The straight part will get the same edge angle automaticle - but the angle changes when the sharpener comes to the belly. To compensate this change I keep the distance 28 cm by moving the sled (pivot point) to the right in the picture -and by doing that I keep the correct distance - and the edge will get the same edge angle all along the edge, from the belly out to the tip. Both for straight edges and convex edges (Chef sharpens also true convex edges in wanted degrees on the edge and in wanted degrees on the convex sphere).

Thomas
 
Chefs pivot point can be moved in three dimensions, up and down, forward and back, right and left.

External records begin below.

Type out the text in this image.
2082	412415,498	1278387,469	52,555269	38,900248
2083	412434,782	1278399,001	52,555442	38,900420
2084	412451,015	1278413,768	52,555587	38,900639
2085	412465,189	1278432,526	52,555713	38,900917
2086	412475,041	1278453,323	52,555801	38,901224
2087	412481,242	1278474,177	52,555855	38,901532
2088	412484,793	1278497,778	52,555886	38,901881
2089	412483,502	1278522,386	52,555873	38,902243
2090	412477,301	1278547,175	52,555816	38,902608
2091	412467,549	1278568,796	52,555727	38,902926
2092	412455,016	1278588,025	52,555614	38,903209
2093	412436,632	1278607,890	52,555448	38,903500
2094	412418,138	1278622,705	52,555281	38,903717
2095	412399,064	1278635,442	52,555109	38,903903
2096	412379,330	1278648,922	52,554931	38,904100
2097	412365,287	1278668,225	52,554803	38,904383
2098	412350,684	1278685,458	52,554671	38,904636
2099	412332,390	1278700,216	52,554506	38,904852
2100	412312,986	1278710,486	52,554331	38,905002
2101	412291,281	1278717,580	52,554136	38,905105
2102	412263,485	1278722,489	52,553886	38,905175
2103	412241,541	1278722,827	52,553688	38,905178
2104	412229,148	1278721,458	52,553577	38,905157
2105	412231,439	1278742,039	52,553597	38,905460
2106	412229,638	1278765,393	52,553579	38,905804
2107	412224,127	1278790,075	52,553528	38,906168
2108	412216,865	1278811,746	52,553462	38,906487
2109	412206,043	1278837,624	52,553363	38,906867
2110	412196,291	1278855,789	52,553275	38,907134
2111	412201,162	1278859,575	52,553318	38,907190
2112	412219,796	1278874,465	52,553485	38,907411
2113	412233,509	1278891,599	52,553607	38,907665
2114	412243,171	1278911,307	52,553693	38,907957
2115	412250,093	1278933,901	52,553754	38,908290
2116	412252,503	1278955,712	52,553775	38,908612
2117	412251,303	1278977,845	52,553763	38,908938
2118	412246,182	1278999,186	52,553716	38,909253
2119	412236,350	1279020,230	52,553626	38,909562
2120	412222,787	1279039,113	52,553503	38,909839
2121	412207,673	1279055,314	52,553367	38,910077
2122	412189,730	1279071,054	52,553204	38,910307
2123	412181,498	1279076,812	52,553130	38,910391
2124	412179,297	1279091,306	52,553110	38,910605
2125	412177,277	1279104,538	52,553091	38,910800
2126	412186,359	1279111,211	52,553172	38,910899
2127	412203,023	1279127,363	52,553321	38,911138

Chef have a fixed distance between the edge and the pivot point, that distance is 28 cm (Chef are also adjustble for blade width).

The distance, 28 cm, are marked on the guide rods. This make it very simple to always hold the distance 28 cm between the pivot point and the edge, also on the belly and tip.

In the pic above, I have adjust the sled (right/ left) on the rail to the right when I come to the belly so that the distance are 28 cm. This means that the angle will be exactly the same as on the straight part of the edge.

Chef works differently compare to other sharpening tools. In the picture above you can se the rail and its sled (with the pivot point mounted on the sled). The Rail are mounted on another "sled", I have named that part " The runner". The runner can slide forward and back on Chefs upper part and be locked in any position. I use the runner to fix the distance 28 cm (with the help of the markings on the guide rods).

The straight part will get the same edge angle automaticle - but the angle changes when the sharpener comes to the belly. To compensate this change I keep the distance 28 cm by moving the sled (pivot point) to the right in the picture -and by doing that I keep the correct distance - and the edge will get the same edge angle all along the edge, from the belly out to the tip. Both for straight edges and convex edges (Chef sharpens also true convex edges in wanted degrees on the edge and in wanted degrees on the convex sphere).

Thomas

That is how all the guided sharpeners work. I think the nice thing about the rail is that, as you said, you can clamp the knife in and then slide it to find the sweet spot. For the wicked edge I have to trial and error test to find the right spot, but the geometry and math is the same. Find a place where the distance from pivot to edge stays more or less constant. There is no automatic. Either way you have to locate the correct spot.